Bwambale FM, Ssali SN, Byaruhanga S, Kalyango JN, Karamagi CA. Voluntary HIV counselling and testing among men in rural western Uganda: Implications for HIV prevention. BMC Public Health. 2008 Jul 30;8:263.

Voluntary HIV counselling and testing (VCT) is one of the key strategies in the prevention and control of HIV in Uganda. However, the utilization of VCT services particularly among men is low in Kasese district. Bwambale et al conducted a study to determine the prevalence and factors associated with VCT use among men in Bukonzo West health sub-district, Kasese district. A population-based cross-sectional study employing both quantitative and qualitative techniques of data collection was conducted between January and April 2005. Using cluster sampling, 780 men aged 18 years and above, residing in Bukonzo West health sub-district, were sampled from 38 randomly selected clusters. Data was collected on VCT use and independent variables. Focus group discussions (4) and key informant interviews (10) were also conducted.
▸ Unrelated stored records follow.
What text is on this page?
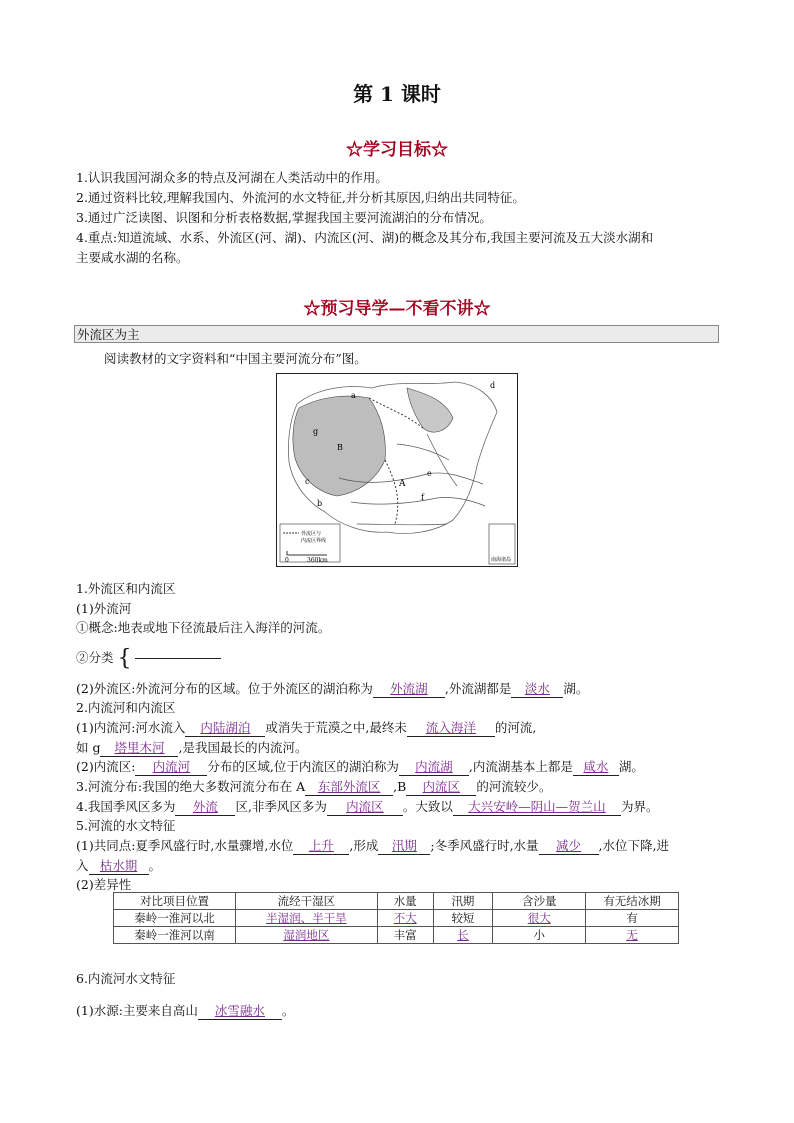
第 1 课时
☆学习目标☆
1.认识我国河湖众多的特点及河湖在人类活动中的作用。
2.通过资料比较,理解我国内、外流河的水文特征,并分析其原因,归纳出共同特征。
3.通过广泛读图、识图和分析表格数据,掌握我国主要河流湖泊的分布情况。
4.重点:知道流域、水系、外流区(河、湖)、内流区(河、湖)的概念及其分布,我国主要河流及五大淡水湖和
主要咸水湖的名称。
☆预习导学—不看不讲☆
外流区为主
阅读教材的文字资料和“中国主要河流分布”图。
a
d
g
B
A
c
e
f
b
外流区与
内流区界线
0	360km	南海诸岛
1.外流区和内流区
(1)外流河
①概念:地表或地下径流最后注入海洋的河流。
②分类 {
(2)外流区:外流河分布的区域。位于外流区的湖泊称为 外流湖 ,外流湖都是 淡水 湖。
2.内流河和内流区
(1)内流河:河水流入 内陆湖泊 或消失于荒漠之中,最终未 流入海洋 的河流,
如 g 塔里木河 ,是我国最长的内流河。
(2)内流区: 内流河 分布的区域,位于内流区的湖泊称为 内流湖 ,内流湖基本上都是 咸水 湖。
3.河流分布:我国的绝大多数河流分布在 A 东部外流区 ,B 内流区 的河流较少。
4.我国季风区多为 外流 区,非季风区多为 内流区 。大致以 大兴安岭—阴山—贺兰山 为界。
5.河流的水文特征
(1)共同点:夏季风盛行时,水量骤增,水位 上升 ,形成 汛期 ;冬季风盛行时,水量 减少 ,水位下降,进
入 枯水期 。
(2)差异性
对比项目位置	流经干湿区	水量	汛期	含沙量	有无结冰期
秦岭一淮河以北	半湿润、半干旱	不大	较短	很大	有
秦岭一淮河以南	湿润地区	丰富	长	小	无
6.内流河水文特征
(1)水源:主要来自高山 冰雪融水 。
Binary logistic regression was performed to determine the predictors of VCT use among men. Overall VCT use among men was 23.3% (95% CI 17.2-29.4). Forty six percent (95% CI 40.8-51.2) had pre-test counselling and 25.9% (95%CI 19.9-31.9) had HIV testing. Of those who tested, 96% returned for post-test counselling and received HIV results. VCT use was higher among men aged 35 years and below (OR = 2.69, 95%CI 1.77-4.07), non-subsistence farmers (OR = 2.37, 95%CI 2.37), in couple testing (OR = 2.37, 95%CI 1.02-8.83) and among men with intention to disclose HIV test results to sexual partners (OR = 1.64, 95%CI 1.04-2.60). The major barriers to VCT use among men were poor utilization of VCT services due to poor access, stigma and confidentiality of services. VCT use among men in Bukonzo West, Kasese district was low. In order to increase VCT use among men, the VCT programme needs to address HIV stigma and improve access and confidentiality of VCT services. Among the more promising interventions are the use of routine counselling and testing for HIV of patients seeking health care in health units, home based VCT programmes, and mainstreaming of HIV counselling and testing services in community development programmes.

Editors’ note: Kasese District in western Uganda had an HIV prevalence of 13.3% in 2005 at the time of this study and yet only 23.3% of the 780 men in this representative study population had ever had an HIV test and learned their results. Over half (61.8%) of the men believed that a couple could not have discordant HIV results. A combination of provider-initiated testing and counselling in health services, home-based offers of testing, and integration of testing services into community development programmes could remove many of the barriers to HIV testing raised by the participants of this study.